Cronaca locale

Scala, in scena la solidarietà Sir Gardiner dirige Händel

Una serata dedicata all'Opera San Francesco per i Poveri Il maestro alle prese con l'oratorio semiscenico «Semele»

Piera Anna Franini

Serata fuori programma lunedì alla Scala, a favore dell'Opera San Francesco per i Poveri che a Milano da 60 anni offre assistenza gratuita e accoglienza alle persone in grave difficoltà. Serata - anche musicalmente - straordinaria: si esegue in forma semiscenica «Semele», l'opera-oratorio di Händel.

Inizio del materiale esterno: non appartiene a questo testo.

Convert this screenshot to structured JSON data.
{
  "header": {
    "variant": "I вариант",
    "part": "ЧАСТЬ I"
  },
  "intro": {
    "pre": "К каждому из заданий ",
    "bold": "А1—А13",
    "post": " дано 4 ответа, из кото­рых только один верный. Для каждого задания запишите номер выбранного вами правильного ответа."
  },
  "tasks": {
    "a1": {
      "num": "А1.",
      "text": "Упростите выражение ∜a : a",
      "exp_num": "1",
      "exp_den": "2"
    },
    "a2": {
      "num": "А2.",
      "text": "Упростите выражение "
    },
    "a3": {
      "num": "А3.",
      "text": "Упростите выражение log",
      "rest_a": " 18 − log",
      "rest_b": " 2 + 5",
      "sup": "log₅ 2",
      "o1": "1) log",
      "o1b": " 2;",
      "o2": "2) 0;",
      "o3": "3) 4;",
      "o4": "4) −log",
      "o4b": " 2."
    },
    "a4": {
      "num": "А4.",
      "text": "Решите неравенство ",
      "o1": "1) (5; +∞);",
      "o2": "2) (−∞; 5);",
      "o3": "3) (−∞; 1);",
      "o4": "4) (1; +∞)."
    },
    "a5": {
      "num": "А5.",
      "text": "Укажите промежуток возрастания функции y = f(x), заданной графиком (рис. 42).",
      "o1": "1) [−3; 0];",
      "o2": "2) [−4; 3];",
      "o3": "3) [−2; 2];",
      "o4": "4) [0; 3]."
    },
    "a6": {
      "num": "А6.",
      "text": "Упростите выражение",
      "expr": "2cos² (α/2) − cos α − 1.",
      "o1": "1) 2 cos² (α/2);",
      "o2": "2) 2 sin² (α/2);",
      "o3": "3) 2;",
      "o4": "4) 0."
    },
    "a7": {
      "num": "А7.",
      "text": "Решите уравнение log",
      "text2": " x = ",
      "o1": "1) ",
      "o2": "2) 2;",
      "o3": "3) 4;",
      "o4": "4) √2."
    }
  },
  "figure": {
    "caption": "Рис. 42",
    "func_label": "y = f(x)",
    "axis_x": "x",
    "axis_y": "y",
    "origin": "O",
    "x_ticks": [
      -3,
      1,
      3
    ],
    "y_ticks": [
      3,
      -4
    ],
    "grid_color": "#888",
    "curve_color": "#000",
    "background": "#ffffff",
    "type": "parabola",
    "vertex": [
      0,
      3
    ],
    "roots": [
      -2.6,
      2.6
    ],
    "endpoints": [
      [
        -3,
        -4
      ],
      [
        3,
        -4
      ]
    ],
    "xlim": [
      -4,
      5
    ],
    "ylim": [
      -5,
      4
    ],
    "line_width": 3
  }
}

L'interpretazione è del Monteverdi Choir e gli English Baroque Soloists, complessi diretti - ovviamente - da chi li creò: Sir John Eliot Gardiner. Gardiner è figura chiave nella valorizzazione della musica antica, un pioniere delle esecuzioni storicamente informate. Artista-imprenditore, a vent'anni (è nato nel 1943) già creava la sua orchestra per portare in fondo progetti oggi ampiamente sdoganati, ma all'epoca visionari. Un signore cresciuto in una fattoria bio nel Dorset («i miei furono precursori dell'agricoltura sostenibile»), Sir per volere di sua Maestà la regina Elisabetta II. Un no-Brexit convinto, da subito. Come non esserlo: nelle sue tre compagini lavorano musicisti da tutto il mondo, «si porranno problemi di visti, le tournée saranno più complicate. Un disastro», sbotta.

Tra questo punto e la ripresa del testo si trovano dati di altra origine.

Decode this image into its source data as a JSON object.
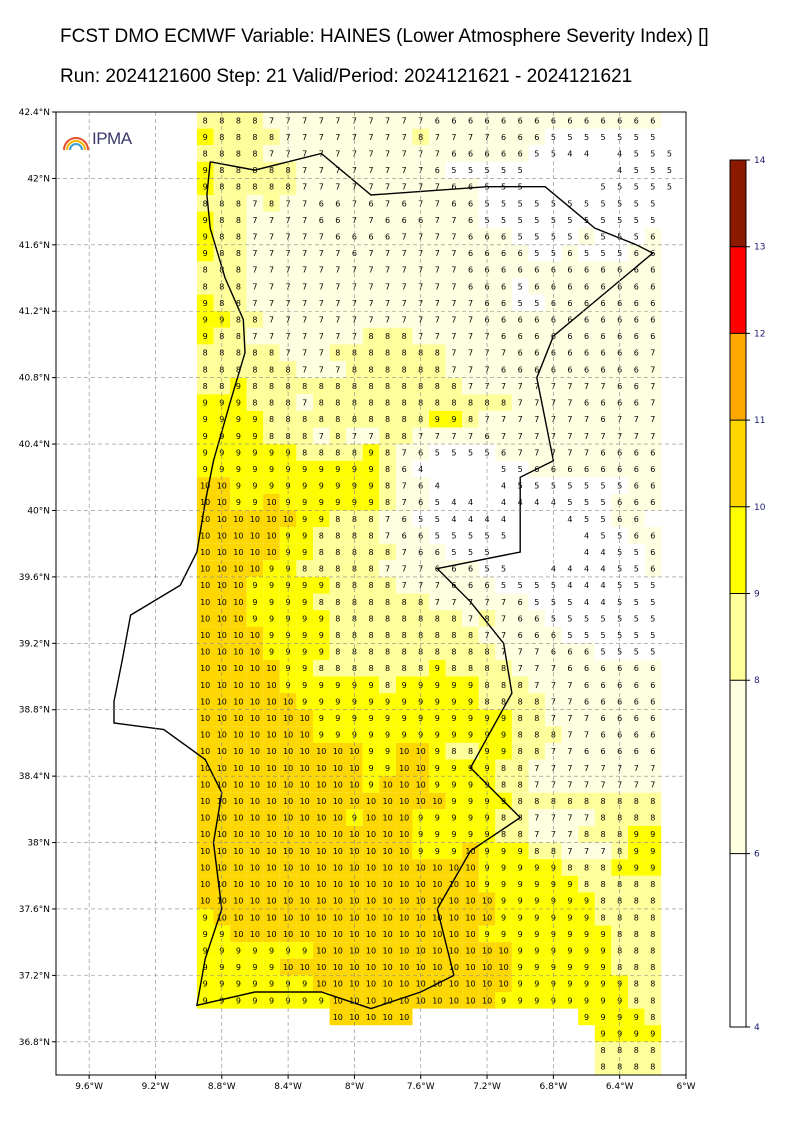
{
  "header": {
    "title_line1": "FCST DMO ECMWF Variable: HAINES (Lower Atmosphere Severity Index) []",
    "title_line2": "Run: 2024121600 Step: 21 Valid/Period: 2024121621 - 2024121621"
  },
  "logo": {
    "text": "IPMA"
  },
  "axes": {
    "lat_labels": [
      "42.4°N",
      "42°N",
      "41.6°N",
      "41.2°N",
      "40.8°N",
      "40.4°N",
      "40°N",
      "39.6°N",
      "39.2°N",
      "38.8°N",
      "38.4°N",
      "38°N",
      "37.6°N",
      "37.2°N",
      "36.8°N"
    ],
    "lat_values": [
      42.4,
      42.0,
      41.6,
      41.2,
      40.8,
      40.4,
      40.0,
      39.6,
      39.2,
      38.8,
      38.4,
      38.0,
      37.6,
      37.2,
      36.8
    ],
    "lon_labels": [
      "9.6°W",
      "9.2°W",
      "8.8°W",
      "8.4°W",
      "8°W",
      "7.6°W",
      "7.2°W",
      "6.8°W",
      "6.4°W",
      "6°W"
    ],
    "lon_values": [
      -9.6,
      -9.2,
      -8.8,
      -8.4,
      -8.0,
      -7.6,
      -7.2,
      -6.8,
      -6.4,
      -6.0
    ],
    "lon_range": [
      -9.8,
      -6.0
    ],
    "lat_range": [
      36.6,
      42.4
    ],
    "grid": true
  },
  "colorbar": {
    "labels": [
      "14",
      "13",
      "12",
      "11",
      "10",
      "9",
      "8",
      "6",
      "4"
    ],
    "bands": [
      {
        "from": 4,
        "to": 6,
        "color": "#ffffff"
      },
      {
        "from": 6,
        "to": 8,
        "color": "#fefee0"
      },
      {
        "from": 8,
        "to": 9,
        "color": "#fefe9a"
      },
      {
        "from": 9,
        "to": 10,
        "color": "#fefe00"
      },
      {
        "from": 10,
        "to": 11,
        "color": "#fed700"
      },
      {
        "from": 11,
        "to": 12,
        "color": "#fea800"
      },
      {
        "from": 12,
        "to": 13,
        "color": "#fe0000"
      },
      {
        "from": 13,
        "to": 14,
        "color": "#8b1a00"
      }
    ]
  },
  "grid_field": {
    "lon_start": -8.9,
    "lat_start": 42.35,
    "step": 0.1,
    "rows": [
      "8 8 8 8 7 7 7 7 7 7 7 7 7 7 6 6 6 6 6 6 6 6 6 6 6 6 6 6",
      "9 8 8 8 8 7 7 7 7 7 7 7 7 8 7 7 7 7 6 6 6 5 5 5 5 5 5 5",
      "8 8 8 8 7 7 7 7 7 7 7 7 7 7 7 6 6 6 6 6 5 5 4 4 - 4 5 5 5",
      "9 8 8 8 8 8 7 7 7 7 7 7 7 7 6 5 5 5 5 5 - - - - - 4 5 5 5",
      "9 8 8 8 8 8 7 7 7 7 7 7 7 7 7 6 6 5 5 5 - - - - 5 5 5 5 5",
      "8 8 8 7 8 7 7 6 6 7 6 7 6 7 7 6 6 5 5 5 5 5 5 5 5 5 5 5",
      "9 8 8 7 7 7 7 6 6 7 7 6 6 6 7 7 6 5 5 5 5 5 5 5 5 5 5 5",
      "9 8 8 7 7 7 7 7 6 6 6 6 7 7 7 7 6 6 6 5 5 5 5 6 5 5 5 6",
      "9 8 8 7 7 7 7 7 7 6 7 7 7 7 7 7 6 6 6 6 5 5 6 5 5 5 6 6",
      "8 8 8 7 7 7 7 7 7 7 7 7 7 7 7 7 6 6 6 6 6 6 6 6 6 6 6 6",
      "8 8 8 7 7 7 7 7 7 7 7 7 7 7 7 7 6 6 6 5 6 6 6 6 6 6 6 6",
      "9 8 8 7 7 7 7 7 7 7 7 7 7 7 7 7 7 6 6 5 5 6 6 6 6 6 6 6",
      "9 9 8 8 7 7 7 7 7 7 7 7 7 7 7 7 7 6 6 6 6 6 6 6 6 6 6 6",
      "9 8 8 7 7 7 7 7 7 7 8 8 8 7 7 7 7 7 6 6 6 6 6 6 6 6 6 6",
      "8 8 8 8 8 7 7 7 8 8 8 8 8 8 8 7 7 7 7 6 6 6 6 6 6 6 6 7",
      "8 8 8 8 8 8 7 7 7 8 8 8 8 8 8 7 7 7 6 6 6 6 6 6 6 6 6 7",
      "8 8 9 8 8 8 8 8 8 8 8 8 8 8 8 8 7 7 7 7 7 7 7 7 7 6 6 7",
      "9 9 9 8 8 8 7 8 8 8 8 8 8 8 8 8 8 8 8 7 7 7 7 6 6 6 6 7",
      "9 9 9 9 8 8 8 8 8 8 8 8 8 8 9 9 8 7 7 7 7 7 7 7 6 7 7 7",
      "9 9 9 9 8 8 8 7 8 7 7 8 8 7 7 7 7 6 7 7 7 7 7 7 7 7 7 7",
      "9 9 9 9 9 9 8 8 8 8 9 8 7 6 5 5 5 5 6 7 7 7 7 7 6 6 6 6",
      "9 9 9 9 9 9 9 9 9 9 9 8 6 4 - - - - 5 5 6 6 6 6 6 6 6 6",
      "10 10 9 9 9 9 9 9 9 9 9 8 7 6 4 - - - 4 5 5 5 5 5 5 5 6 6",
      "10 10 9 9 10 9 9 9 9 9 9 8 7 6 5 4 4 - 4 4 4 4 5 5 5 6 6 6",
      "10 10 10 10 10 10 9 9 8 8 8 7 6 5 5 4 4 4 4 - - - 4 5 5 6 6",
      "10 10 10 10 10 9 9 8 8 8 8 7 6 6 5 5 5 5 5 - - - - 4 5 5 6 6",
      "10 10 10 10 10 9 9 8 8 8 8 8 7 6 6 5 5 5 - - - - - 4 4 5 5 6",
      "10 10 10 10 9 9 8 8 8 8 8 7 7 7 6 6 6 5 5 - - 4 4 4 4 5 5 6",
      "10 10 10 9 9 9 9 9 8 8 8 8 7 7 7 6 6 6 5 5 5 5 4 4 4 5 5 5",
      "10 10 10 9 9 9 9 8 8 8 8 8 8 8 7 7 7 7 7 6 5 5 5 4 4 5 5 5",
      "10 10 10 9 9 9 9 9 8 8 8 8 8 8 8 8 7 8 7 6 6 5 5 5 5 5 5 5",
      "10 10 10 10 9 9 9 9 8 8 8 8 8 8 8 8 8 7 7 6 6 6 5 5 5 5 5 5",
      "10 10 10 10 9 9 9 9 8 8 8 8 8 8 8 8 8 8 7 7 7 6 6 6 5 5 5 5",
      "10 10 10 10 10 9 9 8 8 8 8 8 8 8 9 8 8 8 8 7 7 7 6 6 6 6 6 6",
      "10 10 10 10 10 9 9 9 9 9 9 8 9 9 9 9 9 8 8 8 7 7 7 6 6 6 6 6",
      "10 10 10 10 10 10 9 9 9 9 9 9 9 9 9 9 9 8 8 8 8 7 7 6 6 6 6 6",
      "10 10 10 10 10 10 10 9 9 9 9 9 9 9 9 9 9 9 9 8 8 7 7 7 6 6 6 6",
      "10 10 10 10 10 10 10 9 9 9 9 9 9 9 9 9 9 9 9 8 8 8 7 7 6 6 6 6",
      "10 10 10 10 10 10 10 10 10 10 9 9 10 10 9 8 8 9 9 8 8 7 7 6 6 6 6 6",
      "10 10 10 10 10 10 10 10 10 10 9 9 10 10 9 9 9 9 8 8 7 7 7 7 7 7 7 7",
      "10 10 10 10 10 10 10 10 10 10 9 10 10 10 9 9 9 9 8 8 7 7 7 7 7 7 7 7",
      "10 10 10 10 10 10 10 10 10 10 10 10 10 10 10 9 9 9 9 8 8 8 8 8 8 8 8 8",
      "10 10 10 10 10 10 10 10 10 9 10 10 10 9 9 9 9 9 8 8 7 7 7 7 8 8 8 8",
      "10 10 10 10 10 10 10 10 10 10 10 10 10 9 9 9 9 9 8 8 7 7 7 8 8 8 9 9",
      "10 10 10 10 10 10 10 10 10 10 10 10 10 9 9 9 10 9 9 9 8 8 7 7 7 8 9 9",
      "10 10 10 10 10 10 10 10 10 10 10 10 10 10 10 10 10 9 9 9 9 9 8 8 8 9 9 9",
      "10 10 10 10 10 10 10 10 10 10 10 10 10 10 10 10 10 9 9 9 9 9 9 8 8 8 8 8",
      "10 10 10 10 10 10 10 10 10 10 10 10 10 10 10 10 10 10 9 9 9 9 9 9 8 8 8 8",
      "9 10 10 10 10 10 10 10 10 10 10 10 10 10 10 10 10 10 9 9 9 9 9 9 8 8 8 8",
      "9 9 10 10 10 10 10 10 10 10 10 10 10 10 10 10 10 9 9 9 9 9 9 9 9 8 8 8",
      "9 9 9 9 9 9 9 10 10 10 10 10 10 10 10 10 10 10 10 9 9 9 9 9 9 8 8 8",
      "9 9 9 9 9 10 10 10 10 10 10 10 10 10 10 10 10 10 10 9 9 9 9 9 9 8 8 8",
      "9 9 9 9 9 9 9 10 10 10 10 10 10 10 10 10 10 10 10 9 9 9 9 9 9 9 8 8",
      "9 9 9 9 9 9 9 9 10 10 10 10 10 10 10 10 10 10 9 9 9 9 9 9 9 9 8 8",
      "- - - - - - - - 10 10 10 10 10 - - - - - - - - - - 9 9 9 9 8",
      "- - - - - - - - - - - - - - - - - - - - - - - - 9 9 9 9",
      "- - - - - - - - - - - - - - - - - - - - - - - - 8 8 8 8",
      "- - - - - - - - - - - - - - - - - - - - - - - - 8 8 8 8",
      "- - - - - - - - - - - - - - - - - - - - - - - 9 9 9 9 -"
    ]
  }
}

In questi giorni, Gardiner sta portando in giro per l'Europa «Semele», in Italia fa tappa a Milano e mercoledì a Roma. Un'opera-oratorio che Handel e il suo librettista trassero da uno dei passi più salaci delle «Metamorfosi di Ovidio». Si narrano le vicende di Semele, principessa di Tebe, che abbandona il fidanzato Atamante poiché innamorata di Zeus, il padre degli dei. Giunone, moglie di Zeus, non gradisce, e neppure sta con le mani in mano Semele morirà, ma dalle sue ceneri nascerà Bacco, divinità dell'ebbrezza. Nel cast, Louise Alder come Semele, il basso Gianluca Buratto (padre di Semele e dio del sonno), Lucile Richardot (Giunone e Ino). Nei panni scomodi di Atamante, il promesso sposo abbandonato, c'è il controtenore Carlo Vistoli, 31 anni, di Lugo, al debutto scaligero.

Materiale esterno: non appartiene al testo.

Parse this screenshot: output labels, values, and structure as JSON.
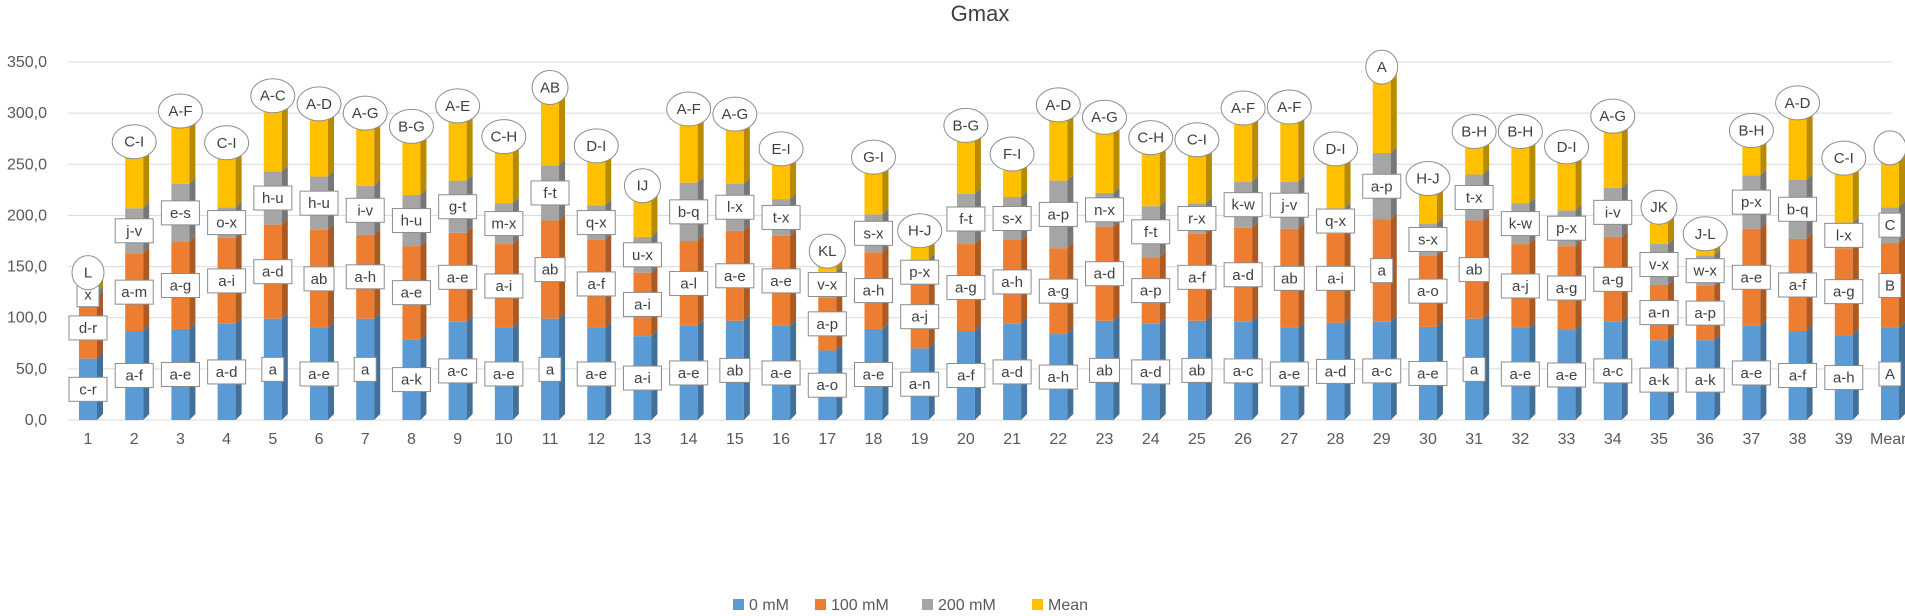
{
  "chart_data": {
    "type": "bar",
    "stacked": true,
    "title": "Gmax",
    "xlabel": "",
    "ylabel": "",
    "ylim": [
      0,
      350
    ],
    "yticks": [
      "0,0",
      "50,0",
      "100,0",
      "150,0",
      "200,0",
      "250,0",
      "300,0",
      "350,0"
    ],
    "grid": true,
    "legend_position": "bottom",
    "categories": [
      "1",
      "2",
      "3",
      "4",
      "5",
      "6",
      "7",
      "8",
      "9",
      "10",
      "11",
      "12",
      "13",
      "14",
      "15",
      "16",
      "17",
      "18",
      "19",
      "20",
      "21",
      "22",
      "23",
      "24",
      "25",
      "26",
      "27",
      "28",
      "29",
      "30",
      "31",
      "32",
      "33",
      "34",
      "35",
      "36",
      "37",
      "38",
      "39",
      "Mean"
    ],
    "series": [
      {
        "name": "0 mM",
        "color": "#5b9bd5",
        "values": [
          60,
          87,
          89,
          94,
          99,
          90,
          99,
          79,
          96,
          90,
          99,
          90,
          82,
          92,
          97,
          92,
          68,
          89,
          70,
          87,
          94,
          84,
          97,
          94,
          97,
          96,
          90,
          95,
          96,
          91,
          99,
          90,
          88,
          96,
          78,
          78,
          92,
          87,
          83,
          90
        ]
      },
      {
        "name": "100 mM",
        "color": "#ed7d31",
        "values": [
          60,
          76,
          85,
          84,
          92,
          96,
          82,
          91,
          87,
          82,
          96,
          86,
          62,
          83,
          88,
          88,
          52,
          75,
          62,
          85,
          82,
          84,
          92,
          65,
          85,
          92,
          97,
          87,
          100,
          70,
          96,
          82,
          82,
          83,
          54,
          53,
          95,
          90,
          85,
          83
        ]
      },
      {
        "name": "200 mM",
        "color": "#a5a5a5",
        "values": [
          5,
          44,
          57,
          30,
          52,
          52,
          48,
          50,
          51,
          40,
          54,
          34,
          35,
          57,
          46,
          36,
          25,
          37,
          25,
          49,
          42,
          66,
          33,
          50,
          30,
          45,
          46,
          25,
          65,
          31,
          45,
          40,
          35,
          48,
          40,
          30,
          52,
          58,
          25,
          35
        ]
      },
      {
        "name": "Mean",
        "color": "#ffc000",
        "values": [
          21,
          67,
          73,
          65,
          76,
          73,
          73,
          69,
          75,
          67,
          78,
          60,
          52,
          74,
          70,
          51,
          22,
          58,
          30,
          69,
          44,
          76,
          76,
          69,
          64,
          74,
          75,
          60,
          86,
          46,
          44,
          72,
          64,
          72,
          38,
          23,
          46,
          77,
          65,
          60
        ]
      }
    ],
    "letters": {
      "s0": [
        "c-r",
        "a-f",
        "a-e",
        "a-d",
        "a",
        "a-e",
        "a",
        "a-k",
        "a-c",
        "a-e",
        "a",
        "a-e",
        "a-i",
        "a-e",
        "ab",
        "a-e",
        "a-o",
        "a-e",
        "a-n",
        "a-f",
        "a-d",
        "a-h",
        "ab",
        "a-d",
        "ab",
        "a-c",
        "a-e",
        "a-d",
        "a-c",
        "a-e",
        "a",
        "a-e",
        "a-e",
        "a-c",
        "a-k",
        "a-k",
        "a-e",
        "a-f",
        "a-h",
        "A"
      ],
      "s1": [
        "d-r",
        "a-m",
        "a-g",
        "a-i",
        "a-d",
        "ab",
        "a-h",
        "a-e",
        "a-e",
        "a-i",
        "ab",
        "a-f",
        "a-i",
        "a-l",
        "a-e",
        "a-e",
        "a-p",
        "a-h",
        "a-j",
        "a-g",
        "a-h",
        "a-g",
        "a-d",
        "a-p",
        "a-f",
        "a-d",
        "ab",
        "a-i",
        "a",
        "a-o",
        "ab",
        "a-j",
        "a-g",
        "a-g",
        "a-n",
        "a-p",
        "a-e",
        "a-f",
        "a-g",
        "B"
      ],
      "s2": [
        "x",
        "j-v",
        "e-s",
        "o-x",
        "h-u",
        "h-u",
        "i-v",
        "h-u",
        "g-t",
        "m-x",
        "f-t",
        "q-x",
        "u-x",
        "b-q",
        "l-x",
        "t-x",
        "v-x",
        "s-x",
        "p-x",
        "f-t",
        "s-x",
        "a-p",
        "n-x",
        "f-t",
        "r-x",
        "k-w",
        "j-v",
        "q-x",
        "a-p",
        "s-x",
        "t-x",
        "k-w",
        "p-x",
        "i-v",
        "v-x",
        "w-x",
        "p-x",
        "b-q",
        "l-x",
        "C"
      ],
      "s3": [
        "L",
        "C-I",
        "A-F",
        "C-I",
        "A-C",
        "A-D",
        "A-G",
        "B-G",
        "A-E",
        "C-H",
        "AB",
        "D-I",
        "IJ",
        "A-F",
        "A-G",
        "E-I",
        "KL",
        "G-I",
        "H-J",
        "B-G",
        "F-I",
        "A-D",
        "A-G",
        "C-H",
        "C-I",
        "A-F",
        "A-F",
        "D-I",
        "A",
        "H-J",
        "B-H",
        "B-H",
        "D-I",
        "A-G",
        "JK",
        "J-L",
        "B-H",
        "A-D",
        "C-I",
        ""
      ]
    }
  }
}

L'Italia è sempre più avara di giovani voci che spicchino voli internazionali, nessun italiano - per dire- ha superato in questi giorni la prima scrematura di uno dei concorsi di canto top, «Operalia» di Placido Domingo. Vistoli sta costruendo una carriera sempre più intrigante. Dalla sua parte, ha il trend del momento che vede un crescendo di attenzioni per questa vocalità particolare: una voce maschile dal timbro femminile, impiegata per ruoli che un tempo erano dei cantanti castrati o donne en travesti. Non è alla sua prima collaborazione con Gardiner, un signore con il forte senso della leadership «è esigente, chiede il meglio. Durante le prove bisogna sempre dare il massimo. Ha sempre il controllo su tutto», spiega Vistoli. «Del resto - ammette Gardiner - quando dirigi un complesso devi prendere decisioni, sei tu a guidare.

Quindi sì, sono più autocratico che democratico».